The teams utilized the power of point of care to support decision making as a foundation for their research, citing industry research showing adults who have seen advertising at the pharmacy or physician's office are 84% more likely to discuss a treatment option with a physician, 77% more likely to ask a doctor for a product sample, and 68% more likely to ask a doctor to prescribe a specific product. 

They then built on this research by asking themselves how they could get content to consumers in all three of these segments – HCP, patient, and pharmacist – and how they could better understand them. 

Laros said they started by developing nine different banner ads in order to hyper-target these consumers and reach each group individually. The ads were then bucketed into geo-domes or places of promotion – a sort of segmented POC approach the team hoped would help them more efficiently focus on those customers who may be closer to taking action. 

“Once we're seeing a person engage, we can capture the data right then and there, and in turn deliver appropriate messages to those individuals wherever they are, whether at the office, at home, or at the pharmacy,” he explained. “There is a lot of information we use to help identify customer stakeholders and prioritize content delivery.” 

After the initial wave of ads was released, the team utilized the Aptus Propensity Index, a predictive tool that uses statistical models to understand how individuals prefer to engage. The results showed an overwhelming majority of customers preferred mobile as their content delivery method – a fact Laros said was not at all surprising. 

“People are constantly on their phones,” he noted. “Whether they're checking the weather, game scores, or the news and what's going on in the world – that's where they're spending their time. And the beauty of that is it allows us to serve up relevant content to them when they're actually sitting and waiting in the doctor's office.” 

With the preferred channel determined, the next step was prioritizing it with relevant content, for which Aptus turned to its subdivision, Tomorrow Networks – a top provider of location-based, data-driven mobile advertising solutions for health and lifestyle brands – for help in finding a way to engage with individuals in a multi-audience approach: patients, HCPs and pharmacists. 

“We thought to ourselves, what better way to contextualize content in asthma than to have something appear on a weather app?” Laros said. “We designed it so that you're getting the ad delivered to you right at the very moment you're checking the pollen count to see if that will be a trigger that day, or checking the humidity levels to see if you can exercise outside.” 

They then launched a six-month test program utilizing the company's network of 600,000 digitally engaged HCPs and 100 million mobile health consumers, with a focus on helping potential customers get more information when they need it in the form of ads for patients or clinical alerts for HCPs; take the necessary action they need regarding treatment; and be left with some sort of resolution to their journey. 

“There were some key learnings from a measurement perspective,” Laros noted. “Targeted Spiriva Respimat asthma prewriters in the test geo-domes showed an incremental lift versus matched control, well above Aptus' benchmark.”

“We're constantly trying to deepen our knowledge and gather insights about our customers,” Boushie explained. “Without these insights, you're speaking at your customers and not really engaging in a conversation. That is truly the best way to deliver contextual information in a synchronized format.” 

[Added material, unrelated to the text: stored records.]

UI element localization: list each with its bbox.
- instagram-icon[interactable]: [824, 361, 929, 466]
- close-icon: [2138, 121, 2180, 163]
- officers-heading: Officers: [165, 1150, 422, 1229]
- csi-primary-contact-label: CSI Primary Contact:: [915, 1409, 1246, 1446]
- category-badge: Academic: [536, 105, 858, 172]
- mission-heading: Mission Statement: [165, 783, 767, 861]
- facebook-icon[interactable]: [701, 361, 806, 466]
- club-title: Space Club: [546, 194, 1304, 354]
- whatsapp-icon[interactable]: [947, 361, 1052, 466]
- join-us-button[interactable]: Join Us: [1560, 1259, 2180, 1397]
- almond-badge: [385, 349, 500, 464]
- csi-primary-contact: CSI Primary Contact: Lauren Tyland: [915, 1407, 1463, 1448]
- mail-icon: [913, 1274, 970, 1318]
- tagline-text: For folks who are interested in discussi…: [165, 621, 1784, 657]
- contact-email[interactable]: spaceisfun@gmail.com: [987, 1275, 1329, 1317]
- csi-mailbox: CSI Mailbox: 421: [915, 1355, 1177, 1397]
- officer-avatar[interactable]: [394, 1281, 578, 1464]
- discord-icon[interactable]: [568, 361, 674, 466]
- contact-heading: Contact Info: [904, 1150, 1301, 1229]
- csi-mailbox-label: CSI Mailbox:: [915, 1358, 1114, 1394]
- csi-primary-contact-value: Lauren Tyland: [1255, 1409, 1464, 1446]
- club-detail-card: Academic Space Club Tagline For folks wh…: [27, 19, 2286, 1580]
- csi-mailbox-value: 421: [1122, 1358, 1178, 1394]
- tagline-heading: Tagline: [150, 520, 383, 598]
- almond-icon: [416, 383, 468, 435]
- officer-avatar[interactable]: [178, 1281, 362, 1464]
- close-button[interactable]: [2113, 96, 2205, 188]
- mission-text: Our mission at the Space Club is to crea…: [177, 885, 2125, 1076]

Both Laros and Boushie look forward to a continued successful partnership, and plan to work together to continue using the socioeconomic data they've collected surrounding consumer buying preferences as well as preferred content platforms – believing the connection of the two is what will help achieve the brand goal of ongoing conversations with customers. 

“In finding ways to deliver specific content to specific customers, we will continue to get smarter and be able to deliver it in a more authentic way that doesn't scream brand,” Laros explained. “The contextual relationship between HCP, hierarchical condition categories, and pharmacist is an impactful way to go, and we look forward to seeing what comes next.”